Is Gen Z rejecting marriage?

Most young people want to get married—eventually

Canadians are getting married later than ever.

Today, university undergraduate students are being thrust into an uncertain world. With a grim outlook on future careers for pandemic graduates, stability isn’t anywhere in sight. In the past year, grad school applications in Canada have gone up by 30 per cent in some programs. In a very polarized world, there’s one thing that most young people can agree on: we have no idea what our future holds.  

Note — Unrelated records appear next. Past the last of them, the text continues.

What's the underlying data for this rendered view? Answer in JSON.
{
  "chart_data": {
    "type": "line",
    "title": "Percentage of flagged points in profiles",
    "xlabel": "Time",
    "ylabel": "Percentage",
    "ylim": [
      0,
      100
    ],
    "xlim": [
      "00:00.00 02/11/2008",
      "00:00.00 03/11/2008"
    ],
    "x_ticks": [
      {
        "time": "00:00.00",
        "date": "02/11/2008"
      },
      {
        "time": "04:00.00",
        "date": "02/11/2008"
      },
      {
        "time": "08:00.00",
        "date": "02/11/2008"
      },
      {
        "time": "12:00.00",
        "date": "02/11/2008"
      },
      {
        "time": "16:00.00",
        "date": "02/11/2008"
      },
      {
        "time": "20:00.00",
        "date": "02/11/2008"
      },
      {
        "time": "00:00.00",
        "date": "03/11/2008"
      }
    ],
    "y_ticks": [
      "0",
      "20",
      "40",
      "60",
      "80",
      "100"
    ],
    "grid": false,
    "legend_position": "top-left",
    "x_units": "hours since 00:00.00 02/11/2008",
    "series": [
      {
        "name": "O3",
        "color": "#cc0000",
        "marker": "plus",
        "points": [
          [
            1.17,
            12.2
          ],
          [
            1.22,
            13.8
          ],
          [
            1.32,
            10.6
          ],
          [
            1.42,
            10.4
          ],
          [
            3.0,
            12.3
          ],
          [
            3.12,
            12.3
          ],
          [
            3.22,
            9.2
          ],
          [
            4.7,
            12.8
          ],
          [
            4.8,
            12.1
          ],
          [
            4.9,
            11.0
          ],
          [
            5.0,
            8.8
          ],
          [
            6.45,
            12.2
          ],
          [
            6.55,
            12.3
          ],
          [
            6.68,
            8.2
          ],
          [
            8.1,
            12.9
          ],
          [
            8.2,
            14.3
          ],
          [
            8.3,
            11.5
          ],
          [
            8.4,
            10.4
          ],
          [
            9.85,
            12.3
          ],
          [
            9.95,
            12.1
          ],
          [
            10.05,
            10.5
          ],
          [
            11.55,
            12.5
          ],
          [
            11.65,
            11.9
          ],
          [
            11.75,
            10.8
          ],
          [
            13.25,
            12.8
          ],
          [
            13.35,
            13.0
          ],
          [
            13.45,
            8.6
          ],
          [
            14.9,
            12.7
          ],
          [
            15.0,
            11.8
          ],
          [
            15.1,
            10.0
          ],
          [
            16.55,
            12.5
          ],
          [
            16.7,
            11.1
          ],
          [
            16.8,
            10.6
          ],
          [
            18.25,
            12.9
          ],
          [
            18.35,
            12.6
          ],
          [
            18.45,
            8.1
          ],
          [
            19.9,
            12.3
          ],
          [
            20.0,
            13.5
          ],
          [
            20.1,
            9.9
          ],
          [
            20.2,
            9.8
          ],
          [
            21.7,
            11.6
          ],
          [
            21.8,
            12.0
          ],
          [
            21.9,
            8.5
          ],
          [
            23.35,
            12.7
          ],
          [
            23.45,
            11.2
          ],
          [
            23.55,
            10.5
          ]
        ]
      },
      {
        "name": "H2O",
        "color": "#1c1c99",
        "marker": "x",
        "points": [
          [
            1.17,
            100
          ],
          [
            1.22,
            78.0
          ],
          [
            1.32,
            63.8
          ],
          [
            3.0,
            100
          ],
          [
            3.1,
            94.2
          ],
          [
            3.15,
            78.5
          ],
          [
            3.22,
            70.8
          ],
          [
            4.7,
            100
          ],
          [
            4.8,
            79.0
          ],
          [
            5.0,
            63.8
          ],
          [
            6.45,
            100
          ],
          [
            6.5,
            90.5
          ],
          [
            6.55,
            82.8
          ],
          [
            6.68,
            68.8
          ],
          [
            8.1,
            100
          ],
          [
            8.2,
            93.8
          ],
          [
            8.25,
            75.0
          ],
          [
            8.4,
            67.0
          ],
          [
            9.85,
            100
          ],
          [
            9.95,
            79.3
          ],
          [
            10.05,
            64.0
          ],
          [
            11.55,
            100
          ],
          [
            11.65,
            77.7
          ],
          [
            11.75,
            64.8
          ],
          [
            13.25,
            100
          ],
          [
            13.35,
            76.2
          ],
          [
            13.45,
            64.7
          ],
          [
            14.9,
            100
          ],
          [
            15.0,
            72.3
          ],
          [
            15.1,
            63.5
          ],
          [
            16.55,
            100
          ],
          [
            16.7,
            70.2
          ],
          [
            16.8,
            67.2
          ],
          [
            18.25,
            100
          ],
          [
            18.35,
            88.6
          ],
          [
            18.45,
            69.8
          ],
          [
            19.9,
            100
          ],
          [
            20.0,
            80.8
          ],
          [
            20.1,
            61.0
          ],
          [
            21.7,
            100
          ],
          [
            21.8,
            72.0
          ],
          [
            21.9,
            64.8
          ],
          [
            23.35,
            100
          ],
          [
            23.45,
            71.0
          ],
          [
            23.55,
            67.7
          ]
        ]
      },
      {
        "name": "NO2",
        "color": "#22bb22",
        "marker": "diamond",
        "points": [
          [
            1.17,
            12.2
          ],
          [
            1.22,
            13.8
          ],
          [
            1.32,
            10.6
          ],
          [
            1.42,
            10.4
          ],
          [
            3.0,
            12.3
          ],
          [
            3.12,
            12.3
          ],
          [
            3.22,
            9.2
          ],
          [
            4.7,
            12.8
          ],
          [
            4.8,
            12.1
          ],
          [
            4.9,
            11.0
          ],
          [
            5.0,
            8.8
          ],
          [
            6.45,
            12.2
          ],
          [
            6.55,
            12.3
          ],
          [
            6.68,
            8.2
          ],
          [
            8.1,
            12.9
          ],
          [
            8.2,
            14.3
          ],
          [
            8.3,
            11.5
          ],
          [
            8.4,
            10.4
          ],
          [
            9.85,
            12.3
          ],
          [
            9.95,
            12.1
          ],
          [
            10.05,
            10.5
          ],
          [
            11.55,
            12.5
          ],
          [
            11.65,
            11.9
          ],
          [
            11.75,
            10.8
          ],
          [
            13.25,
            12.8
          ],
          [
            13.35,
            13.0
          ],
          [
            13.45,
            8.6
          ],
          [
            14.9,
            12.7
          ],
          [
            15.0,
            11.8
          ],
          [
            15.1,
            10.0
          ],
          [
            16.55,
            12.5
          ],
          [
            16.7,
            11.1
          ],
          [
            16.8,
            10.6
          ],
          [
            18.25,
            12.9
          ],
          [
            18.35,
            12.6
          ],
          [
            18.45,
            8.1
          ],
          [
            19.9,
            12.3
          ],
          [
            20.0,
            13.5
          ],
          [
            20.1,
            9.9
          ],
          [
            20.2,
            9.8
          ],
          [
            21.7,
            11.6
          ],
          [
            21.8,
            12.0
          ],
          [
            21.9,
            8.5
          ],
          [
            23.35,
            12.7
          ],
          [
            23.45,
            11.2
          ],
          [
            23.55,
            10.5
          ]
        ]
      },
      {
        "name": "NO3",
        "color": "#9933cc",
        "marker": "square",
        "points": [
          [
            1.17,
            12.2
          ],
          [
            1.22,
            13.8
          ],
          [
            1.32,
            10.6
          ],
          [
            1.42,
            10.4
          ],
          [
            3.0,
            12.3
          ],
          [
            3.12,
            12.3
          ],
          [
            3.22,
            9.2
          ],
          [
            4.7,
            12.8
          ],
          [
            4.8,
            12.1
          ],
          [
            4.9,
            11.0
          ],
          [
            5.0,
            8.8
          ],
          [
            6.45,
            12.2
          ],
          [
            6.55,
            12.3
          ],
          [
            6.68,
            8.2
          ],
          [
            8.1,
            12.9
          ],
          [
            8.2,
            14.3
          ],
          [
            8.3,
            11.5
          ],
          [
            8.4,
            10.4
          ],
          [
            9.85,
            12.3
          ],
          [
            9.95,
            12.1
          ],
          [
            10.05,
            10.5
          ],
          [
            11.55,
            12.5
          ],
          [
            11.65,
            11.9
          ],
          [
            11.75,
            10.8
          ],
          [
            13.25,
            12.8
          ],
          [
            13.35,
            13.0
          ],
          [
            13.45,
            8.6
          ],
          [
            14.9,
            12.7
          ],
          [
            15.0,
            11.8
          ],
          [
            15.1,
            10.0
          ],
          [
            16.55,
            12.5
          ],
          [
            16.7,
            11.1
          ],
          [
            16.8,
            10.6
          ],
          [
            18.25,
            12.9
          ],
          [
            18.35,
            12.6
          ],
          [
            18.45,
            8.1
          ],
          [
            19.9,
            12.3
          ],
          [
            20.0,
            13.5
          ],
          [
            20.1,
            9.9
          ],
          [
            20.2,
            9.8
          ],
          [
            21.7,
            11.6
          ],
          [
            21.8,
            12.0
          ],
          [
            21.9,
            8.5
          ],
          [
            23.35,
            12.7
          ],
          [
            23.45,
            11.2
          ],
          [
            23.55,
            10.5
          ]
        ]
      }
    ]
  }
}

Fifty years ago, post-grad plans for Canadian undergrads looked different. In the early 1970s, the average age of first marriage was 23 for women and 25 for men. The average age of first birth for women was between 23 and 24. By their mid-20s, most Baby Boomers were married homeowners with children. At the same age, we’re grappling with entry-level jobs, roommates, and grad school. 
Over the last five decades, Canadians have been getting married later and later. From 1981 to 2011, the percentage of 25 to 29-year-old Canadians who had never married jumped from 26 per cent to 73 per cent. The average age of marriage in Canada is estimated to be in the early 30s. Between 2000 and 2017, the number of first births between ages 40 and 44 doubled. 
Obviously, these statistics are not from our generation. The oldest members of Generation Z are barely in their mid-20s. However, it looks like we’re going to continue the trend
There are a lot of proposed reasons as to why young people might not want to get married. Critics say online dating has made us too picky, we’re terrified of divorce, or afraid of commitment. There’s also something to be said about the piles of college debt, the rising cost of housing, and job instability. However, changing social structures are making marriage less of a priority. 
Millennials and Gen Z are also increasingly less religious than older generations, making young people less inclined to tie the knot. While fewer and fewer weddings are centred in religious practice, marriage is still a religious institution. An increasing number of less traditional couples don’t believe they need a ceremony to commit to one another. 
It’s also become easier for women to not marry if they don’t want to. For generations, it was nearly impossible for most women to comfortably support themselves. Marriage was not just a love contract, but an economic agreement. Women needed the economic support of a man because even if they did choose to work, options were limited and salaries were low. While the wage gap still exists, women can now live a bachelor lifestyle if they choose. 
Younger generations are also dating longer. Millennials and Gen Z have embraced casual hookups and date around for years before settling down. Once they finally meet the person they want to marry, they’ll wait around five years before tying the knot. 
Despite concern from older generations, young people are finding there are good things about getting married later in life. 
While people have been getting married much later, they’ve also been getting divorced less. The divorce rate in Canada peaked in 1987 and has been dropping ever since. Studies say waiting until your 30s to get married lowers your chance of divorce. Some say waiting until your 30s to have children allows people to emotionally mature before they become parents. Going childless in your 20s also allows freedoms—like travelling, staying out late, and taking financial risks—that our grandparents didn’t have. For a generation that’s unsure if they will ever get to retire, a few years of freedom in youth is marked as essential. 
Still, most members of Gen Z want to get married—there’s just a lot of other things we hope to do first. A lot of those things are not exactly up to the individual. Wanting a stable job, a home, and finding the right partner isn’t a radical rejection of the institution of marriage, but very real fears about what our future might look like. Ultimately, Gen Z isn’t an anti-traditional or radical generation, it’s simply a cautious one.